J'vis la nuit
--mephisto--
J'vis la nuit
M'invente des vies de "Vis ma vie"
Avec ma tronche de refugee
En vis a vis de mes amis
En attente de visa
J'fais des rondes,
J'tourne pas rond
Je touche le fond.
Par manque de place, ici et là
A cinq dans l'même lit, hélas.
J'vis la nuit
Tordu de douleur, étourdi
Face à cette horde
Sans têtes ni queues
Dans la puanteur
D'une intimité bien hors de prix.
J'vis la nuit
A poings serrés, j'lutte endormi.
Lessivé par des journées
(Toutes les mêmes)
Passées à ressasser
La raison même
De mon identité.
A brasser d'la paperasse
En errance, de paillasse en paillasse
A frapper à tes portes, France
Et virer la caillasse
De tes administrations, pénitence
Piégée sous la semelle de mes godasses.
Reluqué, de la tête aux pieds
(Avec ma tronche de réfugié)
Par tes fils des DOM & TOM, plus noirs que moi
En somme, assis en face,
Parfois de biais, aussi, pour mieux observer
Un "sans grade", semblable à cent vauriens
Un "sans papier" (comme ils disent) de plus à l'entretien,
Et qui se présente, par le Nord saigné
Au pôle pour emplois à dignité indéterminée.
Y'en a même qui, sans gênes parmi ces gens
S'permettent, rient
S'aguichent de mes problèmes, pis!
De mon accent.
Alors que franchement,
Ils en sont loin, eux, d'être plus à mêmes
Leur grammaire
Piètre, à cent lieues spectaculaire
Filerait un sacré urticaire
A mon vieux maître d'école primaire.
J'vis la nuit
J'y promène mes rêves
D'Adis à Paris
Serre les vis
De St Denis aux Ulis
Homme de brousse
A ton assaut, Metropolis.
J'vis la nuit
J'hésite, j'évite la pluie,
J'me voute, frêle
Me vautre dans les doutes.
Passerelle entre les gouttes, j'dors.
Me reprends...
La tête, j'me couvre,j'm'en sors,
Je joue des coudes, pas des combines
Et les tempêtes, je les dompte.
Effet coup de foudre, sans débine
Moi Monsieur, j'ai eu mon compte.
Puis tu me reviens.
Je repense à demain,
A ce jour sans fin.
Garde en moi l'espoir.
Je te regarde, sourire en blanc et en noir.

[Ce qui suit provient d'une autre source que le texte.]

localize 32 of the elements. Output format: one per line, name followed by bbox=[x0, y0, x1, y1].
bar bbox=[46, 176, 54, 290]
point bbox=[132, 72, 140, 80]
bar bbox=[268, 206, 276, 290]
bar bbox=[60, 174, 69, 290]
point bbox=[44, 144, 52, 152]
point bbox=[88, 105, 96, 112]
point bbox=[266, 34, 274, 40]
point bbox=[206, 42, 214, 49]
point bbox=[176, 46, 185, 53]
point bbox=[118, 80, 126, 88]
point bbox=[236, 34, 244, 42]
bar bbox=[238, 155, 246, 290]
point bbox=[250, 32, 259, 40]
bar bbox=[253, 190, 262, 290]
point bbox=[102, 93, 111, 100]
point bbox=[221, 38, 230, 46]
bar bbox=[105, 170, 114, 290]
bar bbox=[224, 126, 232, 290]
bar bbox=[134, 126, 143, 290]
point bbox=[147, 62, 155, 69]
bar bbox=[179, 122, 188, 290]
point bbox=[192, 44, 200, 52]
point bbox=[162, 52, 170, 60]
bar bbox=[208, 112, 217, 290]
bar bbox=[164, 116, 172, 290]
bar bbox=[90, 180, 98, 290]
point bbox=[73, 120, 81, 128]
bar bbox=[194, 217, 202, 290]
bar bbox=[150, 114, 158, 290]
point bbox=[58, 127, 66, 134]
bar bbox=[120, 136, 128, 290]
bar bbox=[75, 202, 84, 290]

Je m'ouvre enfin, referme le tiroir.
Ecarte pêle-mêle, sueurs et chagrin.
Dans la venue du p'tit matin.
Demain, au soir, c'est sûr, j'appelle.
J'vis la nuit, tu sais
J'mentraine aux mots d'amour
Dans l'attente de notre jour,
De ton étreinte
Rejoue nos balades sur les chemins de terre
Lorsque sur mes épaules, je te portais naguère
Paumes à nouveau réunies, Pont Neuf
Arc de triomphe - Concorde, champs espérés, balisés
Par nos rires citronnés, d'une limonade en été.
Pour que cesse ce gout amère.
Ce jour ou je pourrai leur dire
Le crier, à tous, arrêter de me taire :
"Hé les gars, j'vous avais pas menti!
Chuis pas fou, rapprochez vous.
Regardez contre qui je me serre.
Il est beau hein, droit, le front serein
Vous fait-il penser à quelqu'un?"
J'vis la nuit
Car je te sens tout près, ici.
J'vire à l'ennui
Dès que tu quittes ma pensée.
Je suis de ceux
Qui vivent de peu, tu sais?
Mais toi, mon fils,
Toi seul, me suffis.
Mephisthéo, je viens de visionner ton slam. Excellent à tout point de vue. j'adore, j'adhère!